ENCHILADA-STYLE QUINOA BUTTERNUT SQUASH BAKE
Vegan, gluten-free, dairy-free
Recipe by Jentry Lee Hull adapted from Two Peas & Their Pod
Yields ~8 servings
- 3 cups cooked quinoa (I used rainbow, but any color will do)
- 1 Tbsp. avocado oil (or other neutral high-heat oil)
- 1 medium red onion, diced
- 2 cups frozen organic sweet corn, thawed
- 2-4 cloves garlic, crushed and finely minced
- 1 jalapeño, seeded and diced
- 1-12 oz. package butternut squash zig-zags (sold at Trader Joe’s)
- ½ cup water/veggie broth
- 1 ½ – 14 oz. cans Red or Green Hatch Enchilada Sauce
- 3 cups (or 2 – 15oz. cans) whole black or pinto beans, drained and rinsed
- 1 Tbsp. chipotle powder
- 1 tsp. chili powder
- ½ tsp. pink Himalayan salt, or to taste
- Juice from 1 lime
- ¼ cup Smoked Gouda-Style Daiya Cheese block, shredded
- 4 green onions, thinly sliced
- Avocado or guacamole
- Cook quinoa:
- Bring 3 cups water or veggie broth to a boil
- Add 1 ½ cups uncooked quinoa (Note* you may need to rinse and drain quinoa prior to cooking if it hasn’t already been rinsed. Check the package. Rinsing removes saponin, which is a bitter/soapy tasting compound that naturally coats the quinoa. Rinsing this compound away will give your quinoa a sweet, nutty flavor.
- Stir, reduce heat and let simmer for 10-12 minutes.
- Remove from heat, cover and let steam for 5 or so more minutes.
- The end product should be a light, fluffy quinoa.
- Preheat oven to 350 degrees F.
- Pour 1 Tbsp. oil into a 9×13 inch glass baking dish and spread using clean hands or a paper towel. Set aside.

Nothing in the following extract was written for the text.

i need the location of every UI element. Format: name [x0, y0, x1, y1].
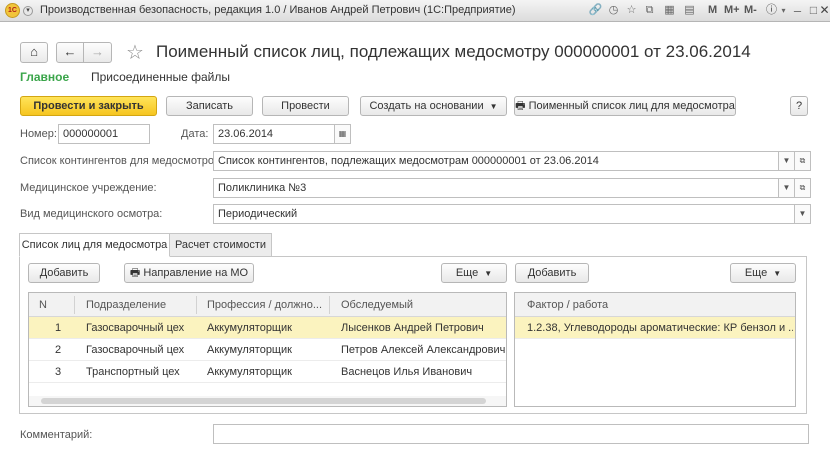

- In a large pot over medium heat, sauté onion and corn for 5-7 minutes or until lightly browned.
- Add minced garlic and diced jalapeño. Sauté for another minute.
- Stir in butternut squash zig-zags and ½ cup water or broth. Reduce heat to low-medium and cover for about 5 minutes, or until squash is tender. Add more broth/water, if needed, to prevent sticking.
- Add enchilada sauce, beans, spices, salt and lime juice.
- Fold in cooked quinoa and stir until all ingredients are well-incorporated.
- Transfer mixture to glass baking dish, add shredded Gouda-Style cheese and cover with foil.
- Bake for 15 minutes (covered) then remove foil and bake for another 5-10 minutes (uncovered) to lightly brown the top and edges.
- Remove from heat, let sit for a few minutes.
- Transfer to serving dishes, garnish with more Gouda-style cheese, green onion, avocado, guacamole, salsa and enjoy.
- The trick to making fast meals is food prep. Set yourself up for success by cooking your quinoa ahead of time and dicing/chopping your veggies in advance. If you have a slow Sunday afternoon at home, this is a great time to prep your meals for the week. Think of it like this – you’re essentially being your own sous chef for your future head chef self.